Even though this strategy has immediate and certain results, it is clearly not a sustainable solution and the anticipated improvement in profit margins could prove to be short-lived. Apart from that, operating costs could re-accelerate in the next growth phase of the economy as companies that have fired excessively would need to pay a ‘premium’ to attract talent.
Banking turmoil
Earnings of the banking sector had particular interest for a wide range of reasons. On the one hand, investors would assess whether the industry is shielded from another systemic episode, while corporations would gauge whether future credit conditions that were expected to tighten significantly. Overall, results were mixed, with big banks exhibiting solid performance, whereas smaller players in the sector failed to shrug off credibility concerns.

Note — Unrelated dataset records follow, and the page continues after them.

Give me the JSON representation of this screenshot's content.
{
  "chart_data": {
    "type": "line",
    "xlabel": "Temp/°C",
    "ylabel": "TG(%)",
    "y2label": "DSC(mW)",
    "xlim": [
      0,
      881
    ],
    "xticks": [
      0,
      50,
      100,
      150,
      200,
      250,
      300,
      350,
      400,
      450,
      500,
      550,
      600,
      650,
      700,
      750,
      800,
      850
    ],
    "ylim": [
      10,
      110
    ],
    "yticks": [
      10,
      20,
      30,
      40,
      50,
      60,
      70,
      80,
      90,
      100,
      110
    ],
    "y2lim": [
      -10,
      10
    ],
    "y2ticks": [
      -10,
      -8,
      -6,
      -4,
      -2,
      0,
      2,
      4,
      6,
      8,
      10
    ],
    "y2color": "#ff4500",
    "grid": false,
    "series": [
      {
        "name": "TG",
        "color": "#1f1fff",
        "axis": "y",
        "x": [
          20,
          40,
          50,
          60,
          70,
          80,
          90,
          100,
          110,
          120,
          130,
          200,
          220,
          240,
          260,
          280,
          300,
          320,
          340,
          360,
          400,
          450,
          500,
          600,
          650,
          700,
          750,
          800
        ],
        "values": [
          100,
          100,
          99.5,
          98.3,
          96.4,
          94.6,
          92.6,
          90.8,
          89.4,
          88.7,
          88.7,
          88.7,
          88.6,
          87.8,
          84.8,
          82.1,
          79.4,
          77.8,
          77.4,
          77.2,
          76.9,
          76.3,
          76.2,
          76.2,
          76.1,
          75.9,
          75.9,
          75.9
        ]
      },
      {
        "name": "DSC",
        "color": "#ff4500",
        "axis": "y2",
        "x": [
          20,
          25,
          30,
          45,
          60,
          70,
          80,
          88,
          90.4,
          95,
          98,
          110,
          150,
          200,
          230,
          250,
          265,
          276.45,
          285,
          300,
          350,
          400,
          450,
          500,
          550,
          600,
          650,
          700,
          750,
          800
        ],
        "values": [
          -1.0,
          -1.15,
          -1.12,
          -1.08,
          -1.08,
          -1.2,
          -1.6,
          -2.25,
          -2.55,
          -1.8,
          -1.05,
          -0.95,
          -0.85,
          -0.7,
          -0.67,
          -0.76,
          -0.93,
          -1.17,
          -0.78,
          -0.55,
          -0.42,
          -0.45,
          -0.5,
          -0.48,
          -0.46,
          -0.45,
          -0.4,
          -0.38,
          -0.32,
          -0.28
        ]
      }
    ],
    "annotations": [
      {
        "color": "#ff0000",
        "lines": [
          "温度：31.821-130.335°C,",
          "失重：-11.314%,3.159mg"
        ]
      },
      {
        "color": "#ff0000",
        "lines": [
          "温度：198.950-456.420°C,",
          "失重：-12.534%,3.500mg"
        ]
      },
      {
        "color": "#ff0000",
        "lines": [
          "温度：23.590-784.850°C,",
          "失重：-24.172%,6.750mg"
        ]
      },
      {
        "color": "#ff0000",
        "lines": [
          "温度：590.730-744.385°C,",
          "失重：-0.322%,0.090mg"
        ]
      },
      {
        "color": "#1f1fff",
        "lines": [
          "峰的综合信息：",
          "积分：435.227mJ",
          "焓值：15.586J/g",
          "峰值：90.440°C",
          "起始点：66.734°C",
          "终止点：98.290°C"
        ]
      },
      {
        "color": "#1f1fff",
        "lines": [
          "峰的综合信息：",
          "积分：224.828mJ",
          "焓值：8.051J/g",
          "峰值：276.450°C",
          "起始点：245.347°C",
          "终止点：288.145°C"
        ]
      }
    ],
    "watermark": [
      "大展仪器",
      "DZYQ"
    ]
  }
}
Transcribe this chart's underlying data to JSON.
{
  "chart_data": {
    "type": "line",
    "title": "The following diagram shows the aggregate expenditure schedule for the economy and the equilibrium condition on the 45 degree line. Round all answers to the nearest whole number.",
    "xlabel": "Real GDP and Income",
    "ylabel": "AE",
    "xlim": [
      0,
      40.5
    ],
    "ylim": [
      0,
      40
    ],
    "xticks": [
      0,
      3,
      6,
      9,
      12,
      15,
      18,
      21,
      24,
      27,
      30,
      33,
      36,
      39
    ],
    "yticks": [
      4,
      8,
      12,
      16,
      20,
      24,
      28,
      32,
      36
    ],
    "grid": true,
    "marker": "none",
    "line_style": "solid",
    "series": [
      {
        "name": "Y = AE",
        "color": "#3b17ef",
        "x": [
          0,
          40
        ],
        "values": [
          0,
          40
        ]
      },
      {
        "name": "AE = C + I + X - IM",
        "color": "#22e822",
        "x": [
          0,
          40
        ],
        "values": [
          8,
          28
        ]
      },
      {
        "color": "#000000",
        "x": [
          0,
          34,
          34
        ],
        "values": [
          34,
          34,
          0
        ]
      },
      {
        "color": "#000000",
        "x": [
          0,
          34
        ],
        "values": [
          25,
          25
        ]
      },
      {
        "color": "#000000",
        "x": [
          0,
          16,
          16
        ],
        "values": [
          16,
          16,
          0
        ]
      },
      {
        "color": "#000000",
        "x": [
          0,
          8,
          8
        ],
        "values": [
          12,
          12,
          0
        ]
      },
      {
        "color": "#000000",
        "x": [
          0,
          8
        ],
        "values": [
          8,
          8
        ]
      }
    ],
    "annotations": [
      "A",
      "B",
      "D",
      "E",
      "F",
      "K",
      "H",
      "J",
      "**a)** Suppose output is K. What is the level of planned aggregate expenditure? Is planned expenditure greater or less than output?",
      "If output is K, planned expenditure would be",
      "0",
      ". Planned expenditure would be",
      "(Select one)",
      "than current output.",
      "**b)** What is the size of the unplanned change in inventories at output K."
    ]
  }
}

The US regional banks remain under pressure as more and more customers are starting to fall behind on obligations. Meanwhile, high interest rates continue to encourage deposit flight towards money market funds and other low risk investments. As a result, smaller banks will probably keep raising provisions and tightening lending conditions, which apart from deteriorating their financial performance is also likely to suppress growth and hurt consumption. Eventually, these problems could ripple into risk-sensitive sectors such as commercial real estate.
Tech sector reigns supreme
Undoubtedly, tech earnings were the bright spot of this earnings season, with the FAANG clan outperforming analysts’ estimates. These upbeat earnings coupled with the anticipation of faster rate cuts by the Fed have propelled the tech-heavy Nasdaq 100 higher.
Taking a technical look, the US 100 index has been in a steady uptrend since mid-March, generating a profound structure of higher highs. Should the advance resume, the price is on track to challenge the August 2022 peak of $13,720. On the flipside, a trend reversal could encounter support at the April low of $12,725.